Wings of Peace was active for less than a year. Bier said that could be one reason little is known about the organization. Bier said she doesn't recall Wings of Peace reaching out to build relationships with the licensed and accredited organizations.
"They weren't attending any of the coalitions or any of that that I'm familiar with either," she said. "There's a network of us. You build that relationship through being licensed. The state holds meetings for those of us that have a contract with the state."
The Arkansas Department of Health's Arkansas State Board of Examiners of Alcoholism and Drug Abuse Counselors said it had never licensed Thomas Hartman or his wife as counselors. The Arkansas Substance Abuse Certification Board said it had never certified either of the Hartmans.
Wings of Peace
Hartman and his wife founded Wings of Peace NWA. Records show the couple bought the 13.76-acre property in 2021 for $375,000 in November 2021 at 1470 Shipe Road west of Centerton. Buildings on the land can barely be seen from the dirt road because of the number of trees. There's a gate, a mailbox and cedar posts that once held a sign.
One building on the property can house 12 to 16 men, according to a probable cause affidavit. There's also a 2,200-square-foot house the Hartmans lived in. One probationer lived in the family home at no cost, according to the affidavit.
The man told authorities he met Hartman four or five years ago and considered Hartman a father figure, according to the affidavit. The man said Hartman had engaged in sexual acts with him a few times, the affidavit says.
The man said he felt trapped because he was required to live at the location because Hartman had bonded him out. If he left, he knew Hartman would turn him in, the affidavit states. He believed Hartman would have kicked him out if he did not comply with the sexual contact, the affidavit states.
Hartman admitted in his interview with investigators to engaging in sex acts with the man several times, but said he thought the contact was consensual, according to the affidavit.
Hartman is charged with third-degree sexual assault in Benton County Circuit Court. He entered a not guilty plea at his arraignment Feb. 28.
The men staying at Wings of Peace were mostly middle-aged with histories of substance abuse.
The ministry was incorporated with the state of Arkansas May 7, 2021, and the nonprofit recognition with the IRS as a 501(c)3 was granted in October 2021, according to information that had been on the organization's website. The incorporation is now listed by the Arkansas secretary of state as not current.
Watson said he believes Hartman's intent was to reach out and help others who were in need because of his own past problems.

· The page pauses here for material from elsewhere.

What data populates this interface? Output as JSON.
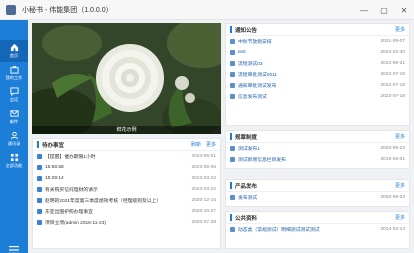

"The idea of it was a sober living community. I think that's the best way to sort of wrap it up, post-incarceration of men who had been disenfranchised from their families because of all different sorts of self-defeating behaviors," Watson said.
"And so the idea was to have a safe place for them to be able to overcome their hurt, habits and hangups, the end result hopefully being able to successfully live in society and in their own families."
But, Watson said he thinks the inner demons Hartman struggled with got the better of him with terrible results and still unfolding consequences.
"The internal challenges that he faced became external challenges, and those choices that he made blew up the life that he was hoping to live and the work that he was hoping to do and now all of that is done because of the choices that he made," Watson said.
Watson said Wings of Peace has been disbanded and he and another former board member are liquidating the assets by donating them to other ministries and closing out the 501(c)3.
After the arrests, the only message on the website stated, "Wings of Peace is no longer providing any sober living services. Please reach out to other organizations for assistance."